5.      Black Swan de Darren Aronofsky
Peut-être un brin surestimé, Aronofsky réalise le penchant féminin de l’excellent The Wrestler. Natalie Portman est parfaite et l’œuvre nous tient en haleine jusqu’à un final sublime.

6.      Habemus Papam de Nanni Moretti
Le meilleur Moretti à ce jour peut-être, l’un des plus beaux films de l’année, le plus intellectuel aussi, avec toujours cette touche d’humour italien propre au réalisateur.

7.      Hugo Cabret de Martin Scorsese
Surprise de fin d’année, le dernier Scorsese réussit le pari de montrer que la 3D ça peut être bien une fois par an. L’un des plus beaux prologues de l’année et mention spéciale à la BO signée Howard Shore.
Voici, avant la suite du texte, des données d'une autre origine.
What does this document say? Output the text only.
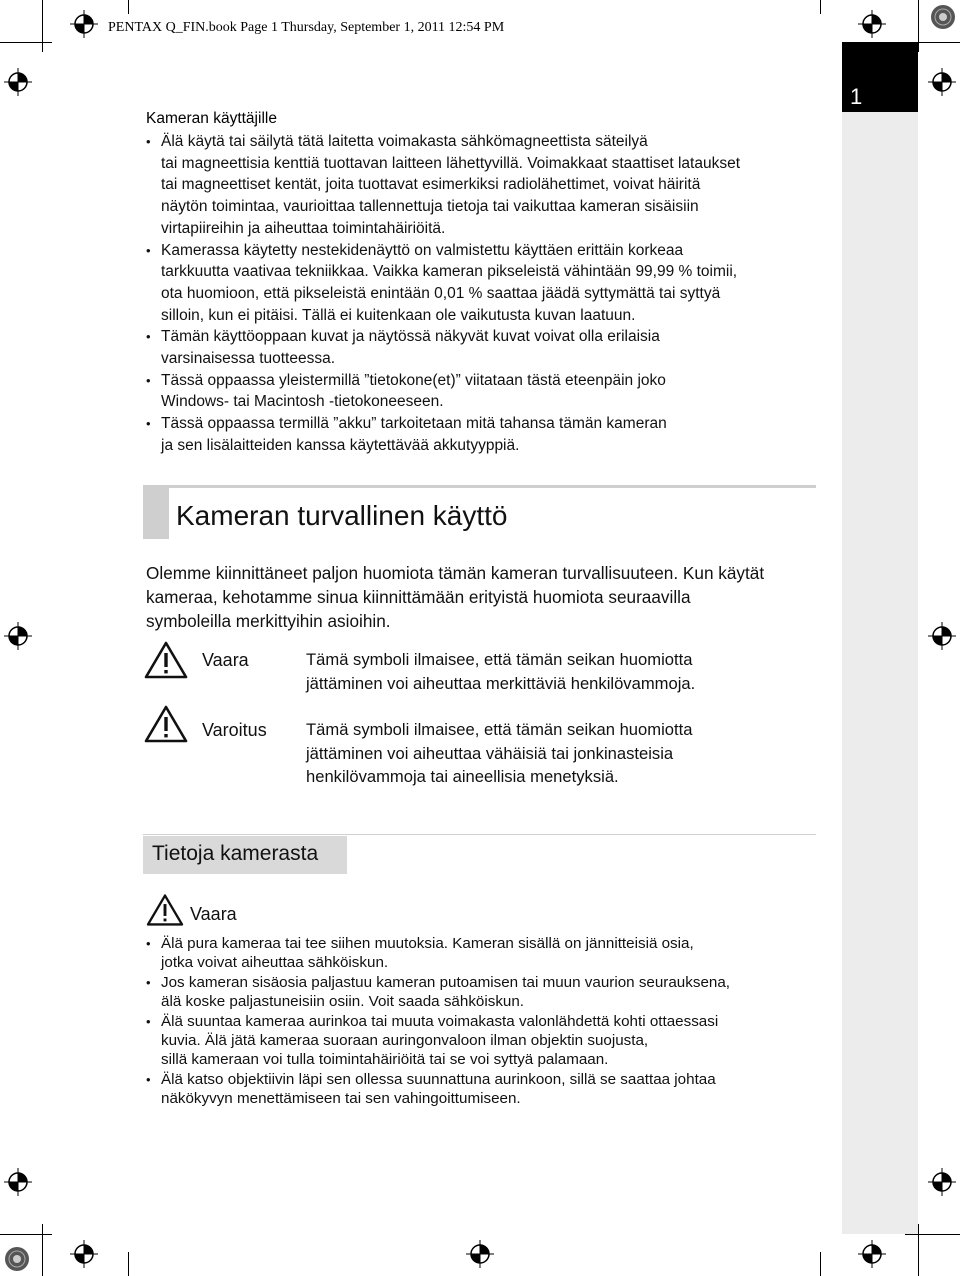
PENTAX Q_FIN.book Page 1 Thursday, September 1, 2011 12:54 PM
1
Kameran käyttäjille
• Älä käytä tai säilytä tätä laitetta voimakasta sähkömagneettista säteilyä
tai magneettisia kenttiä tuottavan laitteen lähettyvillä. Voimakkaat staattiset lataukset
tai magneettiset kentät, joita tuottavat esimerkiksi radiolähettimet, voivat häiritä
näytön toimintaa, vaurioittaa tallennettuja tietoja tai vaikuttaa kameran sisäisiin
virtapiireihin ja aiheuttaa toimintahäiriöitä.
• Kamerassa käytetty nestekidenäyttö on valmistettu käyttäen erittäin korkeaa
tarkkuutta vaativaa tekniikkaa. Vaikka kameran pikseleistä vähintään 99,99 % toimii,
ota huomioon, että pikseleistä enintään 0,01 % saattaa jäädä syttymättä tai syttyä
silloin, kun ei pitäisi. Tällä ei kuitenkaan ole vaikutusta kuvan laatuun.
• Tämän käyttöoppaan kuvat ja näytössä näkyvät kuvat voivat olla erilaisia
varsinaisessa tuotteessa.
• Tässä oppaassa yleistermillä ”tietokone(et)” viitataan tästä eteenpäin joko
Windows- tai Macintosh -tietokoneeseen.
• Tässä oppaassa termillä ”akku” tarkoitetaan mitä tahansa tämän kameran
ja sen lisälaitteiden kanssa käytettävää akkutyyppiä.
Kameran turvallinen käyttö
Olemme kiinnittäneet paljon huomiota tämän kameran turvallisuuteen. Kun käytät
kameraa, kehotamme sinua kiinnittämään erityistä huomiota seuraavilla
symboleilla merkittyihin asioihin.
Vaara	Tämä symboli ilmaisee, että tämän seikan huomiotta
jättäminen voi aiheuttaa merkittäviä henkilövammoja.
Varoitus Tämä symboli ilmaisee, että tämän seikan huomiotta
jättäminen voi aiheuttaa vähäisiä tai jonkinasteisia
henkilövammoja tai aineellisia menetyksiä.
Tietoja kamerasta
Vaara
• Älä pura kameraa tai tee siihen muutoksia. Kameran sisällä on jännitteisiä osia,
jotka voivat aiheuttaa sähköiskun.
• Jos kameran sisäosia paljastuu kameran putoamisen tai muun vaurion seurauksena,
älä koske paljastuneisiin osiin. Voit saada sähköiskun.
• Älä suuntaa kameraa aurinkoa tai muuta voimakasta valonlähdettä kohti ottaessasi
kuvia. Älä jätä kameraa suoraan auringonvaloon ilman objektin suojusta,
sillä kameraan voi tulla toimintahäiriöitä tai se voi syttyä palamaan.
• Älä katso objektiivin läpi sen ollessa suunnattuna aurinkoon, sillä se saattaa johtaa
näkökyvyn menettämiseen tai sen vahingoittumiseen.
8.      Animal Kingdom de David Michôd
Un film de gangsters sec et rythmé dans la canicule de Melbourne. Un chef d’œuvre du genre pour la première réalisation de ce jeune Australien.

9.      Midnight in Paris de Woody Allen
De retour aux joies du cinéma fantastique, Woody Allen signe une comédie sur les clichés déjouant l’horizon d’attente du spectateur.

10.   Medianeras de Gustavo Taretto
Petit film génial, grand film pour ados, l’histoire de deux jeunes angoissés vivant à Buenos Aires, dont l’architecture de la ville joue le rôle du troisième personnage.